Эмпайр Фоллз (Руссо) - страница 366

Впоследствии терзаясь воспоминаниями, Майлз более всего не мог простить себе то, что, войдя в класс, он прошел мимо нее. Она сидела, сжавшись, в углу за дверью, напоминал он себе снова и снова, пытаясь рационально объяснить свой промах, но чувство вины было слишком глубоко, чтобы внимать разуму. Он прошел мимо нее, и все тут. Разве у отца, спрашивал он себя, не должно быть некоего шестого чувства, подсказывающего, где искать свою дочь? Разве она не его единственный ребенок? Отец получше, чем он, нашел бы с завязанными глазами, в полной темноте, ведомый невидимым маяком ее боли. Как долго он стоял в той комнате спиной к ней, будто давая понять своей обожаемой дочери, что все прочие важнее, чем она? Эта мысль месяцами будила его посреди ночи даже тогда, когда он более-менее разобрался с прочими страшными событиями того дня.

Молодой полицейский, дежуривший у двери, — тот самый, что прицепился к Майлзу в сентябре, когда он сидел в машине напротив дома, где прошло его детство, — легонько постучал шефа по плечу и сказал: «Здесь, сэр». Майлза он, кажется, заметил, только когда тот сделал шаг к своей дочери, настоятельно предупредив: «Осторожнее».

Девочка в углу мало походила на Тик, хотя, конечно, это была она. Такого выражения лица у нее Майлз не видел никогда и не представлял, что его дочь способна на подобную гримасу. Он не сразу понял, что она прижимает к груди, — канцелярский нож, который она крепко держала обеими руками, словно его лезвие было длиной в три фута. И когда Майлз — наверное, не слишком похожий на себя с опухшим глазом и двумя выбитыми зубами — шагнул к ней, его дочь резко взмахнула ножом, отгоняя его, и из ее горла вырвалось хриплое шипение.

Опустившись на колени перед ней, он произнес:

— Тик.

Голос его звучал почти столь же необычно, как и у нее, суровый голос, который он редко пускал в ход, только когда ему было крайне необходимо, чтобы она его выслушала.

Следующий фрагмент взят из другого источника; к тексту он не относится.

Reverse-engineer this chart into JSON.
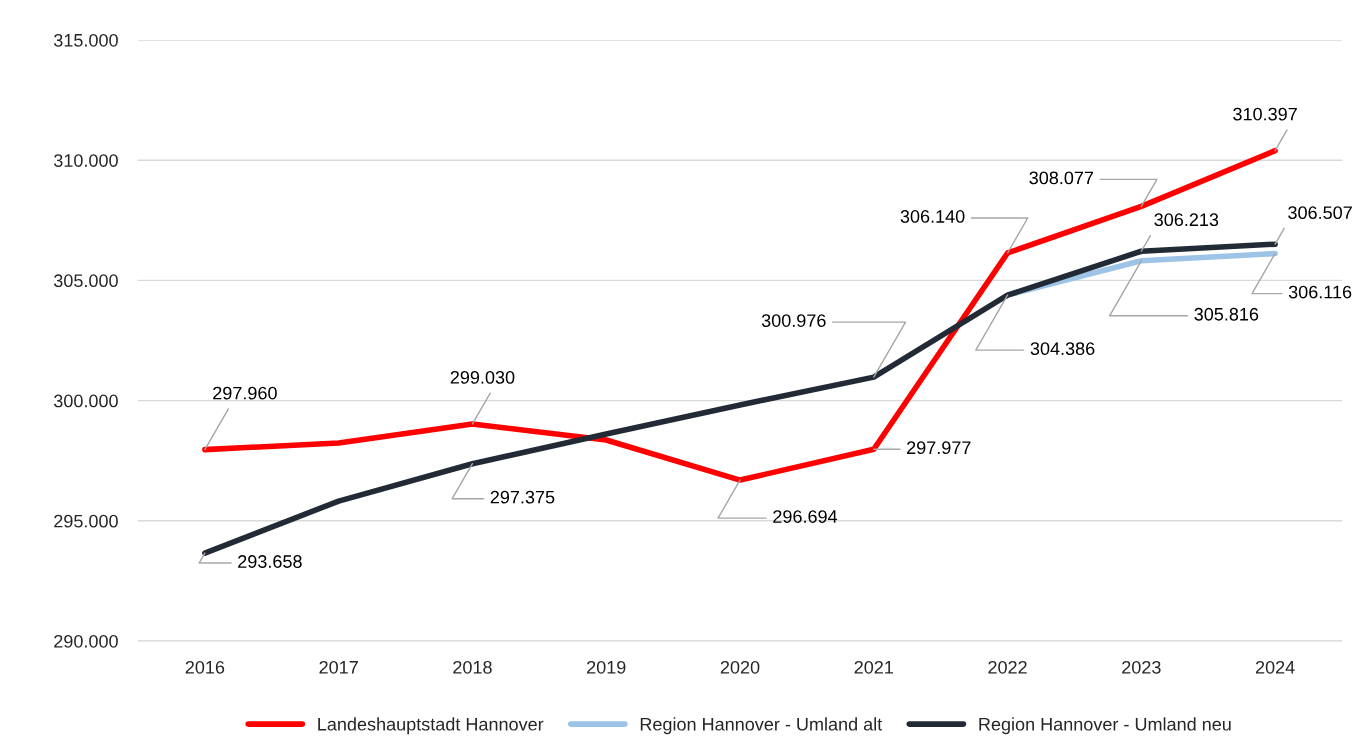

Он не был уверен в действенности своей интонации, как и в том, надо ли было, стоя на коленях, звать ее по имени снова и снова, потому что понятия не имел, насколько глубоко она ушла в себя. Позднее он не сможет припомнить, как долго он повторял имя дочери, прежде чем в ее глазах мелькнул свет, а потом опять и опять, пока ее взгляд не сфокусировался и она не увидела, кто перед ней. И в этот миг она пришла в себя, мускулы на лице разгладились, затем ослабли и она расплакалась: «Папа, папа, папочка», словно и она понятия не имела, как далеко он от нее находится, либо там, где она только что пребывала, Тик считала, сколько раз он произнес ее имя, и теперь отдавала ему долг в том же количестве.